/    /  Statistics – Interview questions Part 5

1. What is Arithmetic Mean?

Answer: It is the important technique in statistics Arithmetic Mean and can also be called an average. It is the number or the quantity obtained by summing two or more numbers/variables and then dividing the sum by the number of numbers/variables.

 

2. Explain Median?

Answer: Median is also a way of finding the average of a group of data points. It’s the middle number of a set of numbers. To find it, place the numbers in value order and find the middle number.

Put them in order: {15, 16, 17, 18, 19, 20, 21}
The middle number is 18, so the median is 18.

 

3. What is Mode?

Answer: The mode is also one of the types for finding the average. Whereas, which occurs most frequently in a group of numbers. Some sequence, might not have any mode; some might have two modes which is called bimodal series.

 

4. Explain Standard Deviation (Sigma)?

Answer: Standard Deviation is a measure of how much your data is spread out in statistics.

 

5. List all the other models work with statistics to analyze the data?

Answer: Statistics along with Data Analytics analyzes the data and help business to make good decisions. Predictive ‘Analytics’ and ‘Statistics’ are useful to analyze current data and historical data to make predictions about future events.

 

6. What are Eigenvectors and Eigenvalues?

Answer: Eigenvectors are used for understanding linear transformations. In data analysis, we usually calculate the eigenvectors for a correlation or covariance matrix; they are the directions along which a particular linear transformation acts by flipping, compressing or stretching.

Eigenvalue is said to be the strength of the transformation in the direction of eigenvector or the factor by which the compression occurs.

 

7. Can you explain the difference between a Validation Set and a Test Set?

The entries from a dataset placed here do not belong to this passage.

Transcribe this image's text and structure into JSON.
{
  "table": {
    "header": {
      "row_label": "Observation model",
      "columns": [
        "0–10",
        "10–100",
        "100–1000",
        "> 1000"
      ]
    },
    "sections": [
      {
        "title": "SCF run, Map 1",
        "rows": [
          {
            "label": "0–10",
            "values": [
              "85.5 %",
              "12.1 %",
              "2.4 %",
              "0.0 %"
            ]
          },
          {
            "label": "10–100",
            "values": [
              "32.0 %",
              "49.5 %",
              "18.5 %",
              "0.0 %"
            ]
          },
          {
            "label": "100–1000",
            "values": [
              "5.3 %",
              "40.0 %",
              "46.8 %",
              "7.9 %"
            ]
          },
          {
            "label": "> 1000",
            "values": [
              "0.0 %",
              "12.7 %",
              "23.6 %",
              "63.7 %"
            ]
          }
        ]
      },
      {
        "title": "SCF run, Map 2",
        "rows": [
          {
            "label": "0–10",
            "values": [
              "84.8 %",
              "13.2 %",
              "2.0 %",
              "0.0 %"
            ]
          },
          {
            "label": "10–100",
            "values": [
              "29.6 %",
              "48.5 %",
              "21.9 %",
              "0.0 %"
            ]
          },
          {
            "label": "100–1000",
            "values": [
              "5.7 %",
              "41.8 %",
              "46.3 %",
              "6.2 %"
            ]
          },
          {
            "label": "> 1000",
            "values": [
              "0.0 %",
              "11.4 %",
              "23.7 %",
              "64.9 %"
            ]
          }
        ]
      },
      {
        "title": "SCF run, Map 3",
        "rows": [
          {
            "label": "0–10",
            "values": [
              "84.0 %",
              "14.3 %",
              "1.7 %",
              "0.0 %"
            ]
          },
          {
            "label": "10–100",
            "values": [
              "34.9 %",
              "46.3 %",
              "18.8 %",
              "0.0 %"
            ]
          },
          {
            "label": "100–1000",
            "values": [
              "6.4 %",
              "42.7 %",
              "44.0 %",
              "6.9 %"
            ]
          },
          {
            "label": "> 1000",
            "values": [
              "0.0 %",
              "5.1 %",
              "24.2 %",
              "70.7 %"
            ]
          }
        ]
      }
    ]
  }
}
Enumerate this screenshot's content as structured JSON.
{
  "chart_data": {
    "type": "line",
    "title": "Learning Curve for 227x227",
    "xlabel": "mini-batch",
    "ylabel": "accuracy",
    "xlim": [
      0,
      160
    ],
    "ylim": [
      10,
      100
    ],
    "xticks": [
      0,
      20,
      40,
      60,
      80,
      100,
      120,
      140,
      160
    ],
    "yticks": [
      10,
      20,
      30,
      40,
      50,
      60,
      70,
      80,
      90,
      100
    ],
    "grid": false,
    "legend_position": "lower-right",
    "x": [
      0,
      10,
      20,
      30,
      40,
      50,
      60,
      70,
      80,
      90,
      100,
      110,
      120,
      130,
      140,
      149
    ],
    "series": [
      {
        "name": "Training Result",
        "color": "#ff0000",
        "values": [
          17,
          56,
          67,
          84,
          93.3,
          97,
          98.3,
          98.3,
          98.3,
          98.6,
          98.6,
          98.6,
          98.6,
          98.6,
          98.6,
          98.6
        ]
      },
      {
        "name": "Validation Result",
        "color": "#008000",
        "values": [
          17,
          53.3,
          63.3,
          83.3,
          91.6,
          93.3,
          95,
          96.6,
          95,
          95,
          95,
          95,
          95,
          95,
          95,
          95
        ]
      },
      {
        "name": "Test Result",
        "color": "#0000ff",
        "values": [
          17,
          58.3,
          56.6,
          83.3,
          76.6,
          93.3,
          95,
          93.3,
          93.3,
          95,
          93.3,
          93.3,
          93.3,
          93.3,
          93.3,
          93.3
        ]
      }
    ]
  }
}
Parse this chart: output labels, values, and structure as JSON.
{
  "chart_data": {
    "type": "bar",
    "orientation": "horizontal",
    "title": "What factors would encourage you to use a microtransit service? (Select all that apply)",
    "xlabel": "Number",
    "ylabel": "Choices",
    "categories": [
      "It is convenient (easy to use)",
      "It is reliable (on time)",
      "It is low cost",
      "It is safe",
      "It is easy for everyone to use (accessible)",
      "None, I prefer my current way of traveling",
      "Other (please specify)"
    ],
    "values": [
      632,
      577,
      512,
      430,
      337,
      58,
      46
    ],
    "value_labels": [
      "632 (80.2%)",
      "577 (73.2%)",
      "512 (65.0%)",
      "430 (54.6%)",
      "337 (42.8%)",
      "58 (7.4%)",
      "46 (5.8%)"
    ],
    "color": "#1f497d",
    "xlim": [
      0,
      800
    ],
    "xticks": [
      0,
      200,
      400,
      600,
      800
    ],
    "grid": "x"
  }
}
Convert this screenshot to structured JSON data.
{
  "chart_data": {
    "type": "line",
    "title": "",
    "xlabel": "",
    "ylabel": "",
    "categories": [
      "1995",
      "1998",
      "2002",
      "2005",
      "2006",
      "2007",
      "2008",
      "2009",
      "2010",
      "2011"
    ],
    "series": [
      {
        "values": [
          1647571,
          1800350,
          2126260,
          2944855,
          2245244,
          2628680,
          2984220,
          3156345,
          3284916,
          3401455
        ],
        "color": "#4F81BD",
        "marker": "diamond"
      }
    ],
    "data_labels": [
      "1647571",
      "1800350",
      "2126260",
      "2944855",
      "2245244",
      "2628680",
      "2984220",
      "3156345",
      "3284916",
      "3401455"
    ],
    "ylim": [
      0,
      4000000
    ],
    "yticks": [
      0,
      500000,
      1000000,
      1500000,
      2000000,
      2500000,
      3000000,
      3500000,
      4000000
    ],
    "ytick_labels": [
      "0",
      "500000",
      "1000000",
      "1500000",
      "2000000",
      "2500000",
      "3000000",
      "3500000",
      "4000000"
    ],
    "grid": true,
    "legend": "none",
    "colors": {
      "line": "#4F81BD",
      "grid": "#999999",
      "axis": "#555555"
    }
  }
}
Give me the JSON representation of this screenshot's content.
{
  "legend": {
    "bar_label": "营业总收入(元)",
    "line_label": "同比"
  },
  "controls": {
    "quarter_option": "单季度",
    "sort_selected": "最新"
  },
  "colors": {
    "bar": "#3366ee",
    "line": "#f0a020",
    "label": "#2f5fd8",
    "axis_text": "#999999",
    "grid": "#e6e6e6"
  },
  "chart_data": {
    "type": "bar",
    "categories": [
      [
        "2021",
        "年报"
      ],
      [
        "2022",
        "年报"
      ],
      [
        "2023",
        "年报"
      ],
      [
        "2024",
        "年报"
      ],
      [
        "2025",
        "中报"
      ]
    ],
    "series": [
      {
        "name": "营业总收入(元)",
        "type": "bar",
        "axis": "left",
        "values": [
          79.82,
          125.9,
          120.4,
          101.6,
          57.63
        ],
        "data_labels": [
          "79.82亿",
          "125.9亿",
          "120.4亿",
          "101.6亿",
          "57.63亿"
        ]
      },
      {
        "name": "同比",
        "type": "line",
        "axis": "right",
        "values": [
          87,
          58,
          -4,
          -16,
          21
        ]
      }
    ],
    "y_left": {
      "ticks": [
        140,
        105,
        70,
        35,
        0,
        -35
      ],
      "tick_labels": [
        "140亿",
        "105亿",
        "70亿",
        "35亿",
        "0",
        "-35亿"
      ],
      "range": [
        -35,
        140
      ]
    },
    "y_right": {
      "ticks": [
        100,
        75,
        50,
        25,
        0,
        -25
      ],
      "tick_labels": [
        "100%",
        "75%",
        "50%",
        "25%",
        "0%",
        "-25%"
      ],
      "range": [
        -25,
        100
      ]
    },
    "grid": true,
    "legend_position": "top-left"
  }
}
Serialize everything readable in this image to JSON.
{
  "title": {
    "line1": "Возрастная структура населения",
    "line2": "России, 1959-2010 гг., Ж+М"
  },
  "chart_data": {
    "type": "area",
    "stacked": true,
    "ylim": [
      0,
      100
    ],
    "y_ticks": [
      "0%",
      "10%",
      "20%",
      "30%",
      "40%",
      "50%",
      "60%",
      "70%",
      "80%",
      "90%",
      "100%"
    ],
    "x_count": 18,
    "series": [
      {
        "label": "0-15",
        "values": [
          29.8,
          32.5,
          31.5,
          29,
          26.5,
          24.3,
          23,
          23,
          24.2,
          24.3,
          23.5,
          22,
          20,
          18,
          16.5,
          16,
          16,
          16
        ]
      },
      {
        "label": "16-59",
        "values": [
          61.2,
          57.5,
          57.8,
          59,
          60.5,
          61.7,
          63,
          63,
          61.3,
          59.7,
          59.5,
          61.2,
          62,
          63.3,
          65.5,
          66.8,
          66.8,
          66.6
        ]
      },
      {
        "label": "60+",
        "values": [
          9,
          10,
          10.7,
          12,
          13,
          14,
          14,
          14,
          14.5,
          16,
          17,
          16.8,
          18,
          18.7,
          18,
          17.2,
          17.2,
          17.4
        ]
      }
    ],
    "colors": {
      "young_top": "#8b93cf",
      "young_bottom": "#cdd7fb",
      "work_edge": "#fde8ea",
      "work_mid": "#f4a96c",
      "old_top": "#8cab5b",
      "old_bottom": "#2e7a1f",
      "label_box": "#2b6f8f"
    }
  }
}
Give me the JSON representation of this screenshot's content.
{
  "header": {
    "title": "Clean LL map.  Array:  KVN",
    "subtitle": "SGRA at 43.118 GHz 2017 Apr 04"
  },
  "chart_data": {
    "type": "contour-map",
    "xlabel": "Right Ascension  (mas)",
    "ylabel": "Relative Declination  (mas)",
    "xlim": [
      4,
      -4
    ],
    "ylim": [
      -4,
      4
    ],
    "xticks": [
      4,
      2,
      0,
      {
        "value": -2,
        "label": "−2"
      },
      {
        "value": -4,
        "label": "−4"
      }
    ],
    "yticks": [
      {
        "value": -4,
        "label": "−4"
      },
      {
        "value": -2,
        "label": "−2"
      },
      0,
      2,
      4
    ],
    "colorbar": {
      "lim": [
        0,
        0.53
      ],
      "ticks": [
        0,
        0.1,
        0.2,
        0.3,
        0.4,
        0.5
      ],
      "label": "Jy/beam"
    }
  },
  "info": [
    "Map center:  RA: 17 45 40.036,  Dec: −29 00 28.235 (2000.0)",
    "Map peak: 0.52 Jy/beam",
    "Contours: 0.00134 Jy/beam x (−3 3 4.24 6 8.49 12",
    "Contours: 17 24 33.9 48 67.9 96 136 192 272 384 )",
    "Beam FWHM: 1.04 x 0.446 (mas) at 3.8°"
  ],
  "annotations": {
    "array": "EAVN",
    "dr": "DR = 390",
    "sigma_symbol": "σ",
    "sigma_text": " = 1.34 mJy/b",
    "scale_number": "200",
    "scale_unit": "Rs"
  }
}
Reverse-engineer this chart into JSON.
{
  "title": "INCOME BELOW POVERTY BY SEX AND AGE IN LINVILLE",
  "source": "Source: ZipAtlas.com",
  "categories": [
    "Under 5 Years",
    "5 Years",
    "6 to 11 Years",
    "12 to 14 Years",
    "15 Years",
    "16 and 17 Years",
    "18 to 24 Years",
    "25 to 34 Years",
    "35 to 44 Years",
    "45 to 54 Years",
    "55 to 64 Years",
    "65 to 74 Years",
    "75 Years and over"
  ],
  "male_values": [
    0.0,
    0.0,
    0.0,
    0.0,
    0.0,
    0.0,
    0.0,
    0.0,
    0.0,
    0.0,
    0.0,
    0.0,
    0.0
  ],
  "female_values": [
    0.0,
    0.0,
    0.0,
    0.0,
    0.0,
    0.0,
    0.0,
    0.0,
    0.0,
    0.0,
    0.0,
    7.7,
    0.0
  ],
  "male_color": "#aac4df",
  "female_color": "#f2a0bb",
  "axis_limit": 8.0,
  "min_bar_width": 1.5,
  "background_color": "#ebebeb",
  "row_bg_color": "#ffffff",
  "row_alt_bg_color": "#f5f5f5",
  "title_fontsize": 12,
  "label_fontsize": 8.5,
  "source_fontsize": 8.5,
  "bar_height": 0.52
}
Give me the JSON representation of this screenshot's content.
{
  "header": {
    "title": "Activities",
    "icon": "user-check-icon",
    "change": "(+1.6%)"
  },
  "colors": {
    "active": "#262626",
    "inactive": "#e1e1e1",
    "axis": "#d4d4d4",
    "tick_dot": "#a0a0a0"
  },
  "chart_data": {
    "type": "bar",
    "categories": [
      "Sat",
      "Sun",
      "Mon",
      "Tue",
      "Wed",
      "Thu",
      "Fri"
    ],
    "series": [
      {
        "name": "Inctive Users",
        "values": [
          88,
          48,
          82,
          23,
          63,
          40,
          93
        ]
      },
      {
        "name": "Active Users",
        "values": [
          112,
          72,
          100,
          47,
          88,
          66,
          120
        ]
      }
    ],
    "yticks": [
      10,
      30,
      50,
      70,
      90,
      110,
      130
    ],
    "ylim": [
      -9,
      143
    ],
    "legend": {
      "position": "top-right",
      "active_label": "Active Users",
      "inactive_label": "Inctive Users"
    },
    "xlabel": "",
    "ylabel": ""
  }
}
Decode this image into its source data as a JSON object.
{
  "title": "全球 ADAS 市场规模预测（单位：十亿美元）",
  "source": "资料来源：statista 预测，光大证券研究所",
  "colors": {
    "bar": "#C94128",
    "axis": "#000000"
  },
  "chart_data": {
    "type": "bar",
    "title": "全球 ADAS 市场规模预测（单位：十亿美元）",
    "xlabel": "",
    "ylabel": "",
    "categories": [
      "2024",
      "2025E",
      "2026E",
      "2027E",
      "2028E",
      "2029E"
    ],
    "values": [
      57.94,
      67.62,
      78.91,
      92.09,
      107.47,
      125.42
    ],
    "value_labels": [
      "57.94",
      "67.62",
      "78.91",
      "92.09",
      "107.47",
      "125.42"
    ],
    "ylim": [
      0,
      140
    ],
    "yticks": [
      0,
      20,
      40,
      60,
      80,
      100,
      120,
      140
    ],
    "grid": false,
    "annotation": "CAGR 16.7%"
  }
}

Answer: A Validation set can be considered as a part of the training set as it is used for parameter selection and to avoid overfitting of the model being built.

On the other hand, a Test Set is used for testing or evaluating the performance of a trained machine learning model.

In simple terms, the differences can be summarized as; training set is to fit the parameters i.e. weights and test set is to assess the performance of the model i.e. evaluating the predictive power and generalization.